Like I said, the Red Sox offense was could not put any runs on the board until the ninth inning. I don’t know if the weather had anything to do with it but they were making Luis Severino, a decent pitcher, look like Felix Hernandez on the mound. Severino was awesome on Wednesday, striking out six and only walking two over seven innings pitched. The most impressive part about this start from Severino has to be that he did not give up a single extra-hit, just three singles. Surprisingly, the only pitcher the Red Sox got to was the flamethrower, Aroldis Chapman. Despite recording his fifth save of the season, Chapman was shaky. Allowing two walks and giving up a run on a groundout from Chris Young. Chapman was able to recover, striking out Jackie Bradley Jr. and Josh Rutledge to end the game.

I don’t know what’s gonna make this Red Sox lineup score more runs at a consistent pace.

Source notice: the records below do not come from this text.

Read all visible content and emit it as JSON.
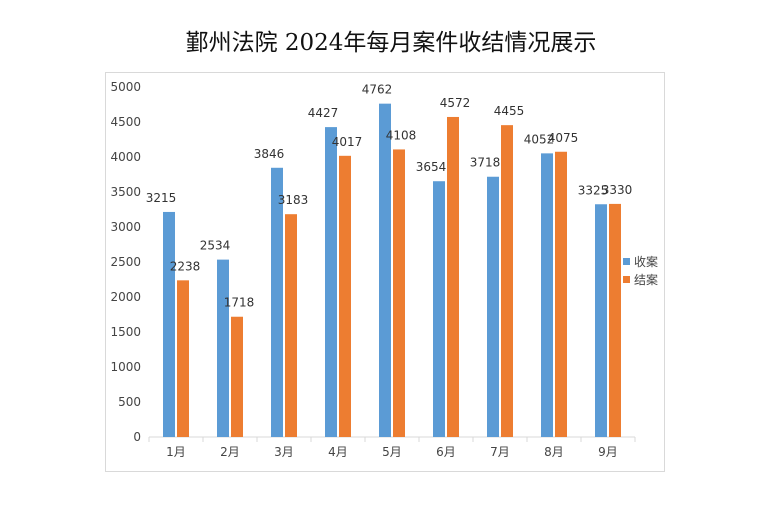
{
  "chart_data": {
    "type": "bar",
    "title": "鄞州法院 2024年每月案件收结情况展示",
    "categories": [
      "1月",
      "2月",
      "3月",
      "4月",
      "5月",
      "6月",
      "7月",
      "8月",
      "9月"
    ],
    "series": [
      {
        "name": "收案",
        "color": "#5b9bd5",
        "values": [
          3215,
          2534,
          3846,
          4427,
          4762,
          3654,
          3718,
          4052,
          3325
        ]
      },
      {
        "name": "结案",
        "color": "#ed7d31",
        "values": [
          2238,
          1718,
          3183,
          4017,
          4108,
          4572,
          4455,
          4075,
          3330
        ]
      }
    ],
    "ylim": [
      0,
      5000
    ],
    "yticks": [
      0,
      500,
      1000,
      1500,
      2000,
      2500,
      3000,
      3500,
      4000,
      4500,
      5000
    ],
    "xlabel": "",
    "ylabel": "",
    "grid": false,
    "legend": "right"
  }
}
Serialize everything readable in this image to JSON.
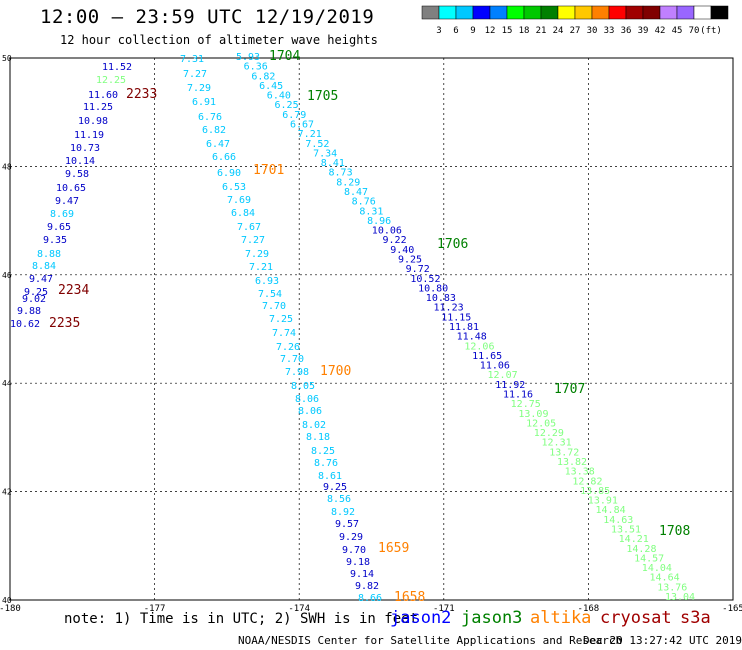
{
  "header": {
    "title": "12:00 – 23:59 UTC 12/19/2019",
    "subtitle": "12 hour collection of altimeter wave heights"
  },
  "colorbar": {
    "colors": [
      "#808080",
      "#00ffff",
      "#00c8ff",
      "#0000ff",
      "#0080ff",
      "#00ff00",
      "#00c800",
      "#008000",
      "#ffff00",
      "#ffc800",
      "#ff8000",
      "#ff0000",
      "#a00000",
      "#800000",
      "#c080ff",
      "#9966ff",
      "#ffffff",
      "#000000"
    ],
    "labels": [
      "3",
      "6",
      "9",
      "12",
      "15",
      "18",
      "21",
      "24",
      "27",
      "30",
      "33",
      "36",
      "39",
      "42",
      "45",
      "70",
      "(ft)"
    ]
  },
  "map": {
    "lon_range": [
      -180,
      -165
    ],
    "lat_range": [
      40,
      50
    ],
    "lon_ticks": [
      "-180",
      "-177",
      "-174",
      "-171",
      "-168",
      "-165"
    ],
    "lat_ticks": [
      "50",
      "48",
      "46",
      "44",
      "42",
      "40"
    ],
    "satellite_colors": {
      "jason2": "#0000ff",
      "jason3": "#008000",
      "altika": "#ff8000",
      "cryosat": "#800000",
      "s3a": "#a00000"
    },
    "value_colors": {
      "6-9": "#00c8ff",
      "9-12": "#0000c8",
      "12-15": "#80ff80",
      "15-18": "#00c000"
    },
    "tracks": [
      {
        "label": "2233",
        "label_color": "#800000",
        "values": [
          "11.52",
          "12.25",
          "11.60",
          "11.25",
          "10.98",
          "11.19",
          "10.73",
          "10.14",
          "9.58",
          "10.65",
          "9.47",
          "8.69",
          "9.65",
          "9.35",
          "8.88",
          "8.84",
          "9.47",
          "9.25",
          "9.02",
          "9.88",
          "10.62"
        ]
      },
      {
        "label": "2234",
        "label_color": "#800000",
        "values": []
      },
      {
        "label": "2235",
        "label_color": "#800000",
        "values": []
      },
      {
        "label": "1701",
        "label_color": "#ff8000",
        "values": [
          "7.31",
          "7.27",
          "7.29",
          "6.91",
          "6.76",
          "6.82",
          "6.47",
          "6.66",
          "6.90",
          "6.53",
          "7.69",
          "6.84",
          "7.67",
          "7.27",
          "7.29",
          "7.21",
          "6.93",
          "7.54",
          "7.70",
          "7.25",
          "7.74",
          "7.26",
          "7.70",
          "7.98",
          "8.05",
          "8.06",
          "8.06",
          "8.02",
          "8.18",
          "8.25",
          "8.76",
          "8.61",
          "9.25",
          "8.56",
          "8.92",
          "9.57",
          "9.29",
          "9.70",
          "9.18",
          "9.14",
          "9.82",
          "8.66"
        ]
      },
      {
        "label": "1700",
        "label_color": "#ff8000",
        "values": []
      },
      {
        "label": "1659",
        "label_color": "#ff8000",
        "values": []
      },
      {
        "label": "1658",
        "label_color": "#ff8000",
        "values": []
      },
      {
        "label": "1704",
        "label_color": "#008000",
        "values": [
          "5.93",
          "6.36",
          "6.82",
          "6.45",
          "6.40",
          "6.25",
          "6.79",
          "6.67",
          "7.21",
          "7.52",
          "7.34",
          "8.41",
          "8.73",
          "8.29",
          "8.47",
          "8.76",
          "8.31",
          "8.96",
          "10.06",
          "9.22",
          "9.40",
          "9.25",
          "9.72",
          "10.52",
          "10.80",
          "10.83",
          "11.23",
          "11.15",
          "11.81",
          "11.48",
          "12.06",
          "11.65",
          "11.06",
          "12.07",
          "11.92",
          "11.16",
          "12.75",
          "13.09",
          "12.05",
          "12.29",
          "12.31",
          "13.72",
          "13.82",
          "13.38",
          "12.82",
          "13.85",
          "13.91",
          "14.84",
          "14.63",
          "13.51",
          "14.21",
          "14.28",
          "14.57",
          "14.04",
          "14.64",
          "13.76",
          "13.04"
        ]
      },
      {
        "label": "1705",
        "label_color": "#008000",
        "values": []
      },
      {
        "label": "1706",
        "label_color": "#008000",
        "values": []
      },
      {
        "label": "1707",
        "label_color": "#008000",
        "values": []
      },
      {
        "label": "1708",
        "label_color": "#008000",
        "values": []
      }
    ]
  },
  "note": "note: 1) Time is in UTC; 2) SWH is in feet",
  "legend": {
    "jason2": "jason2",
    "jason3": "jason3",
    "altika": "altika",
    "cryosat": "cryosat",
    "s3a": "s3a"
  },
  "footer": {
    "credit": "NOAA/NESDIS Center for Satellite Applications and Research",
    "timestamp": "Dec 20 13:27:42 UTC 2019"
  }
}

The lack of home runs is obviously a factor, but I don’t see why the Red Sox still can’t score more often. As of the start of Wednesday’s game, the Red Sox are fourth in the league in hits, first in batting average, and second in on base percentage. Yet, they are nineteenth in runs scored. I know it’s early, but I have a feeling the acquisition of a power-bat will have to be made eventually if the offense continues to produce runs like the way they are.

11 down, 83 to go. 

#RedSox and Yankees series opener gets rained out. Will play double-header on July 16th.

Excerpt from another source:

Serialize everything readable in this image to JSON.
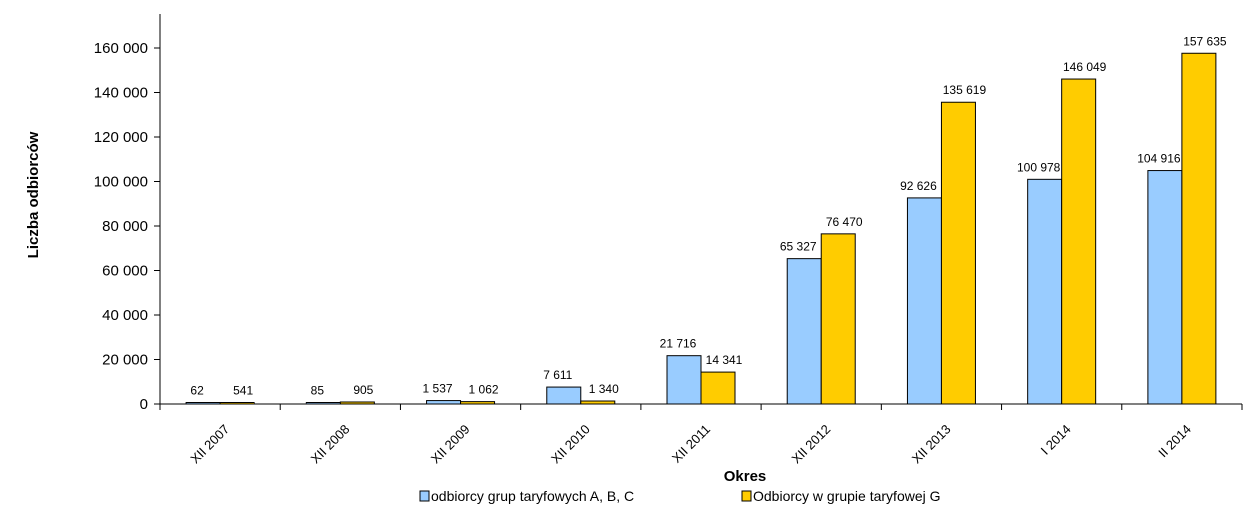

Just when you think it can’t worse. After an off-day on Monday, the Red Sox will have to go another day without baseball. As a fan, it feels weird to not have any Red Sox baseball two days in a row. I mean, we’re used to there being a game pretty much everyday from April until October, and that’s awesome. But, when this happens, with the off-day and then the rain out, that stinks. The players are probably happy to get another day of rest, at least. Rick Porcello and Luis Severino were supposed to pitch today, so we’ll have to wait to see how this rainout affects the rotations. Also, I just got a notification on my phone saying that Dustin Pedroia would have played today, which is great news.

Last but not least, Pablo Sandoval was placed on the 10-day Disabled List because of a right knee sprain. Josh Rutledge will be joining the big league club after being activated from the DL himself. Rutledge has a special place in my heart, mainly because of this GIF. Underrated lettuce IMO.